It's true that the html isn't great practice, but it's around and people have to deal with it. I think what will help here is normalize-space()
. Try this in a chrome console on a page that has that html:
$x(`//label[contains(normalize-space(), "some text")]`);
I think the above code breaks down into this:
- Find all
label
nodes
- For each of those nodes
- Get all the
text
nodes inside that node and its descendant nodes
- Combine their text
- Remove extra whitespace from the text in each text node
- If the exact string I want ("some text") is in there, add that
label
to the list of nodes to return.
- Return a list of all the nodes that had that text (or an empty list if none matched)
To get a bit more complicated, if I want to find the node that is the direct parent of a text
node that has "some text" I can do this:
$x(`//label//text()[contains(normalize-space(), "some text")]/..`);
That gets tricky, though. For every text
node that contains the given string, it gets the direct parent. It works fine for this because "some text" is all in one text
node. In other situations it could trip someone up. For example, look at this html:
<label>
<span> text </span>
some other text
</label>
As a human, I can read "text some other text" so it seems like I should be able to find the parent of "text some". If I use the first method to look for a label
with "text some" in it, this code will find that label
just fine:
$x(`//label[contains(normalize-space(), "text some")]`);
That's because a combination of all the text nodes does have "text some" in it. I can't use the second method, though. For example, using this code on that html only gives me an empty list:
$x(`//label//text()[contains(normalize-space(), "text some")]/..`);
That is because when xpath looks in each individual text
node, none of them has "text some" inside it. If I think about it, "text some" doesn't really have one direct parent. It sort of has two direct parents. xpath chooses to give no parents instead of both of them. Seems fair enough.
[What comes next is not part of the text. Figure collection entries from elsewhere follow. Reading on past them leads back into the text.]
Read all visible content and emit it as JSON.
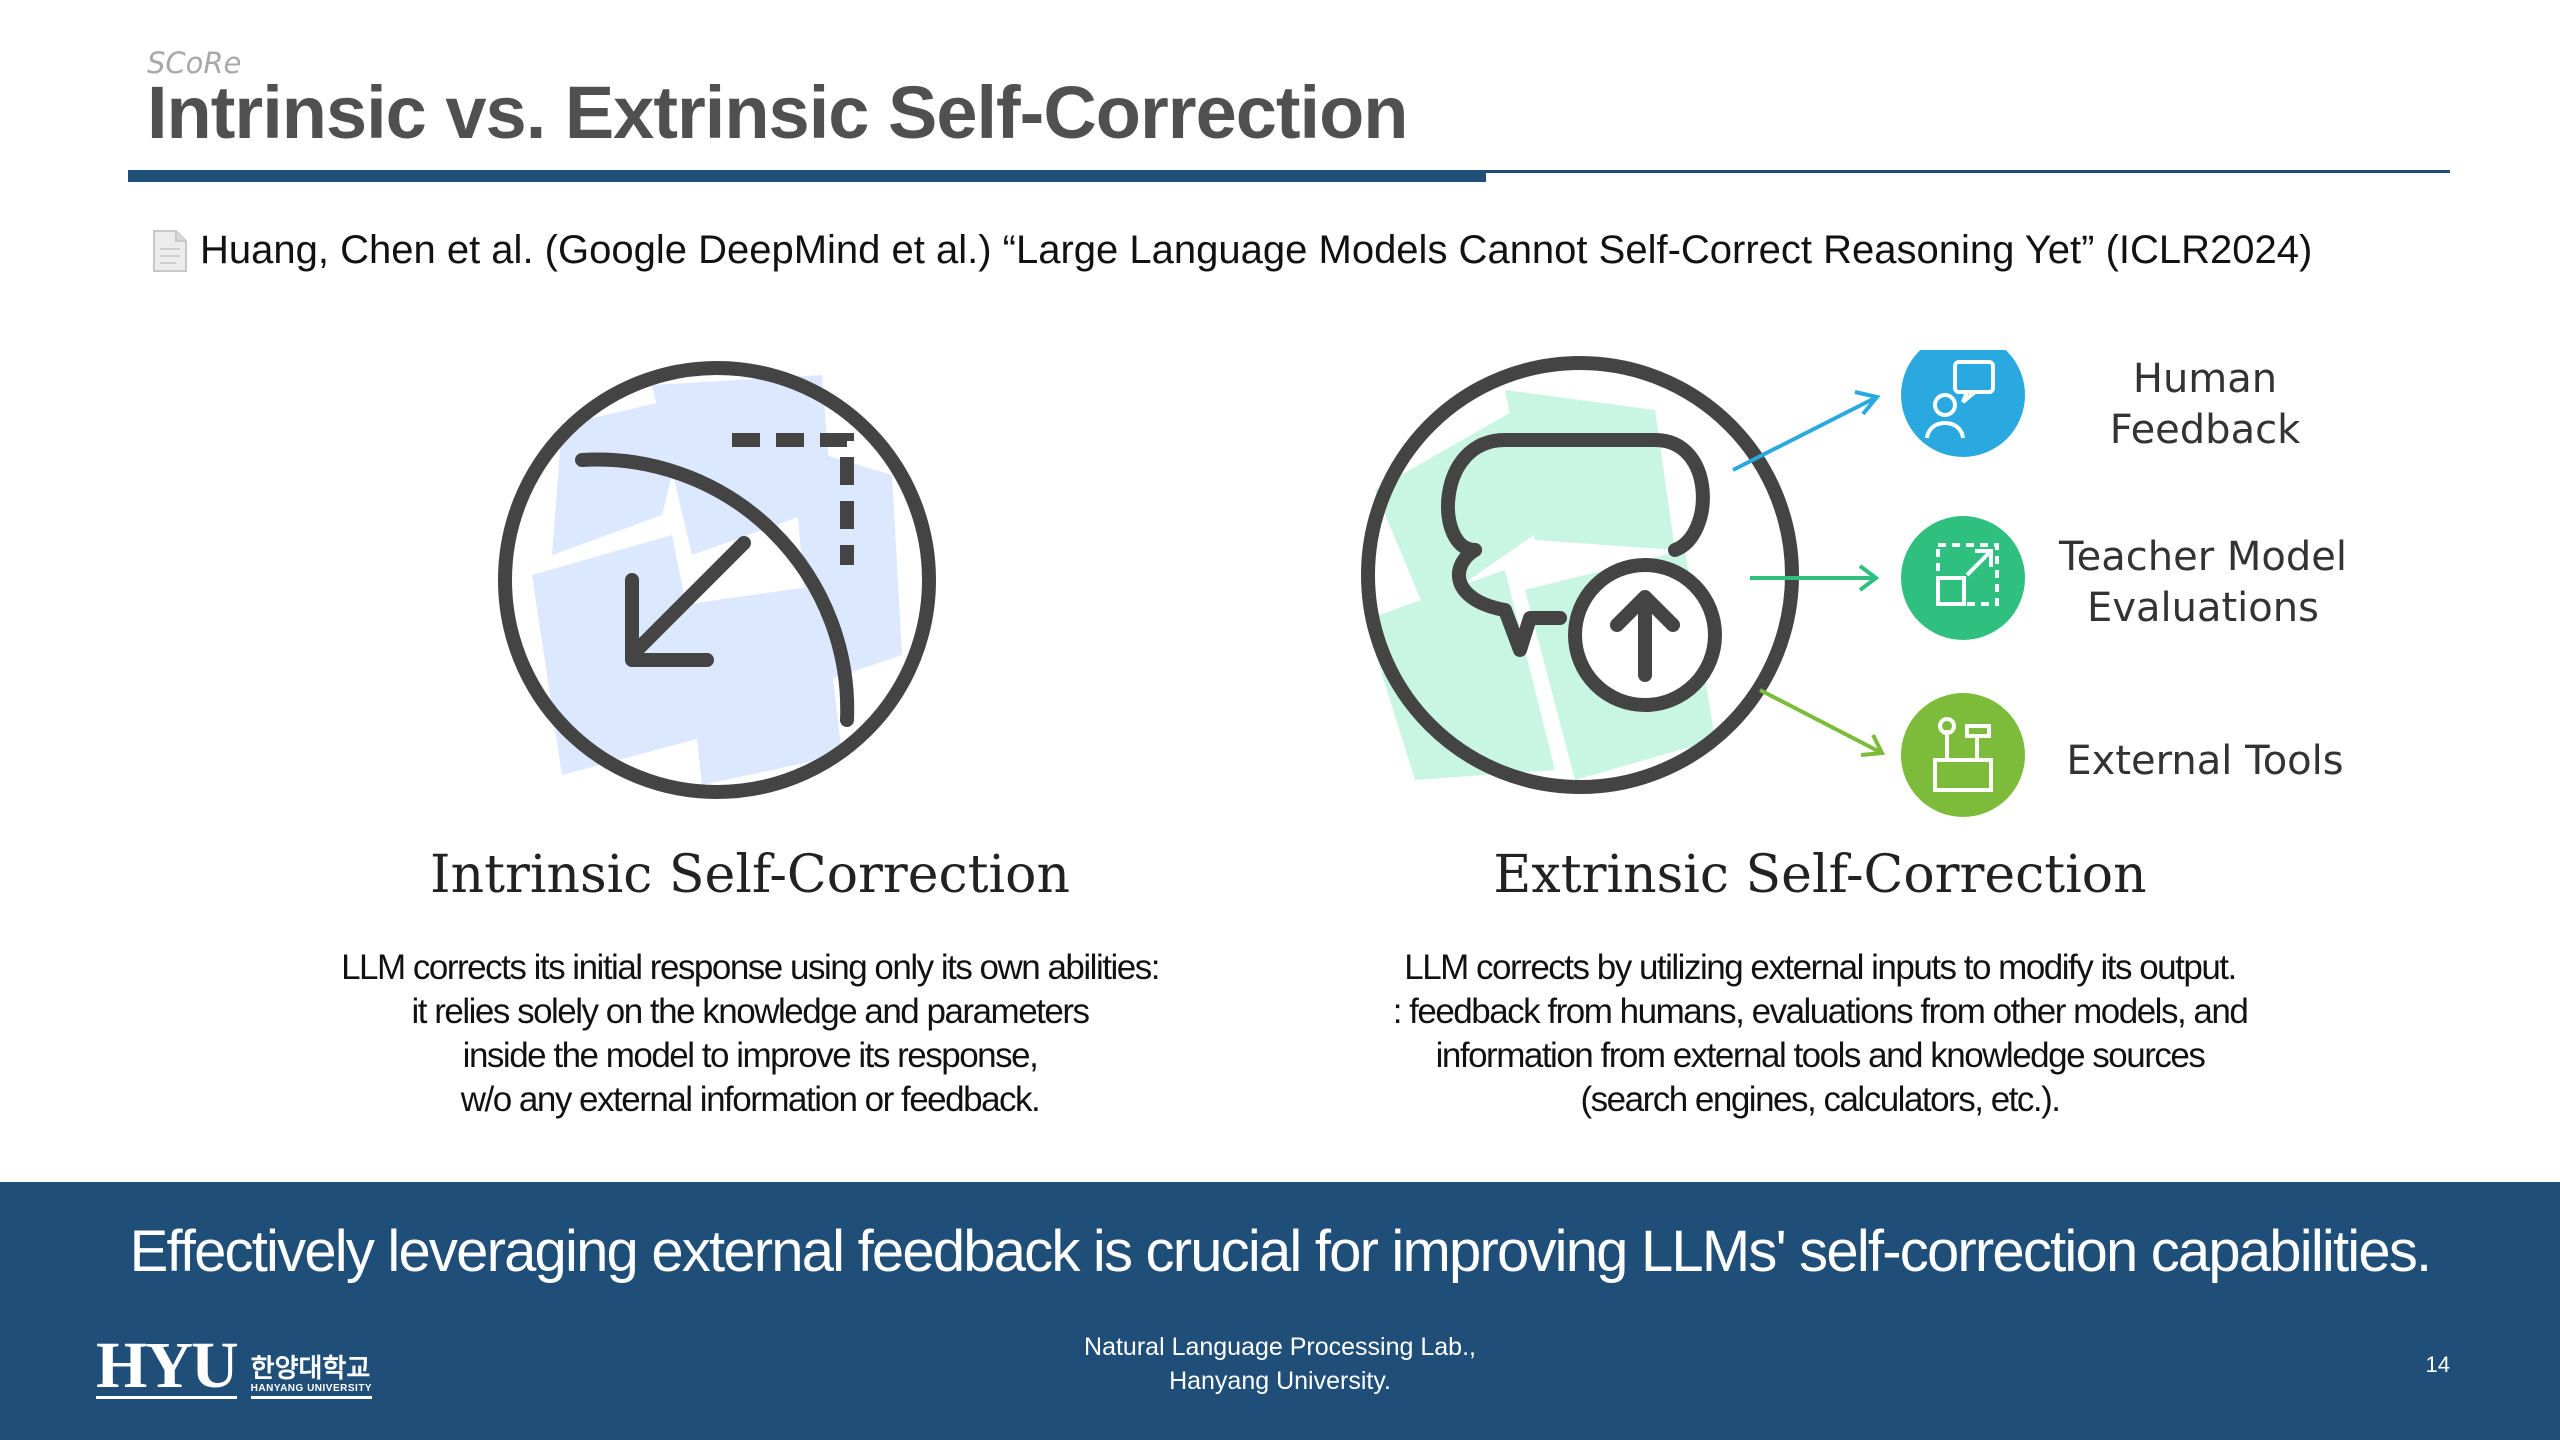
{
  "header": {
    "tag": "SCoRe",
    "title": "Intrinsic vs. Extrinsic Self-Correction",
    "accent_color": "#1f4e79"
  },
  "citation": {
    "icon": "document-icon",
    "text": "Huang, Chen et al. (Google DeepMind et al.) “Large Language Models Cannot Self-Correct Reasoning Yet” (ICLR2024)"
  },
  "intrinsic": {
    "icon": "arrow-down-left-icon",
    "title": "Intrinsic Self-Correction",
    "description": [
      "LLM corrects its initial response using only its own abilities:",
      "it relies solely on the knowledge and parameters",
      "inside the model to improve its response,",
      "w/o any external information or feedback."
    ]
  },
  "extrinsic": {
    "icon": "chat-bubble-upload-icon",
    "title": "Extrinsic Self-Correction",
    "sources": [
      {
        "label_lines": [
          "Human",
          "Feedback"
        ],
        "icon": "human-feedback-icon",
        "color": "#29a9e0"
      },
      {
        "label_lines": [
          "Teacher Model",
          "Evaluations"
        ],
        "icon": "expand-icon",
        "color": "#2fbf7f"
      },
      {
        "label_lines": [
          "External Tools"
        ],
        "icon": "toolbox-icon",
        "color": "#7cbc3a"
      }
    ],
    "description": [
      "LLM corrects by utilizing external inputs to modify its output.",
      ": feedback from humans, evaluations from other models, and",
      "information from external tools and knowledge sources",
      "(search engines, calculators, etc.)."
    ]
  },
  "footer": {
    "takeaway": "Effectively leveraging external feedback is crucial for improving LLMs' self-correction capabilities.",
    "logo_text": "HYU",
    "logo_korean": "한양대학교",
    "logo_english": "HANYANG UNIVERSITY",
    "lab_line1": "Natural Language Processing Lab.,",
    "lab_line2": "Hanyang University.",
    "page_number": "14"
  }
}
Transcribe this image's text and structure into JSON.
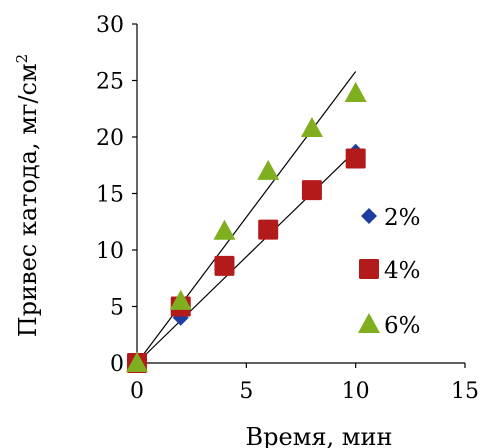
{
  "chart_data": {
    "type": "scatter",
    "xlabel": "Время, мин",
    "ylabel": "Привес катода, мг/см",
    "ylabel_superscript": "2",
    "xlim": [
      0,
      15
    ],
    "ylim": [
      0,
      30
    ],
    "xticks": [
      0,
      5,
      10,
      15
    ],
    "yticks": [
      0,
      5,
      10,
      15,
      20,
      25,
      30
    ],
    "grid": false,
    "legend_position": "right",
    "series": [
      {
        "name": "2%",
        "marker": "diamond",
        "color": "#1f3f9f",
        "x": [
          0,
          2,
          4,
          6,
          8,
          10
        ],
        "y": [
          0,
          4,
          8.5,
          12,
          15.5,
          18.7
        ]
      },
      {
        "name": "4%",
        "marker": "square",
        "color": "#b31b1b",
        "x": [
          0,
          2,
          4,
          6,
          8,
          10
        ],
        "y": [
          0,
          5,
          8.6,
          11.8,
          15.3,
          18.1
        ]
      },
      {
        "name": "6%",
        "marker": "triangle",
        "color": "#7faf1f",
        "x": [
          0,
          2,
          4,
          6,
          8,
          10
        ],
        "y": [
          0,
          5.5,
          11.7,
          17,
          20.8,
          23.9
        ]
      }
    ],
    "trendlines": [
      {
        "x": [
          0,
          10
        ],
        "y": [
          0,
          18.8
        ]
      },
      {
        "x": [
          0,
          10
        ],
        "y": [
          0,
          25.8
        ]
      }
    ]
  }
}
I haven't found any great explanations of normalize-space()
and I don't know why it combines the text of all its descendant nodes. As far as why text()
doesn't work, I found this answer from 2014:
text()
is short for child::text()
, and selects the text nodes that are immediate children of the label element.
-- https://stackoverflow.com/a/26823289/14144258
It might still be right.
Also, I know this is an old question, but I ran into the same problem trying to troubleshoot my own code and it took ages to find a solution.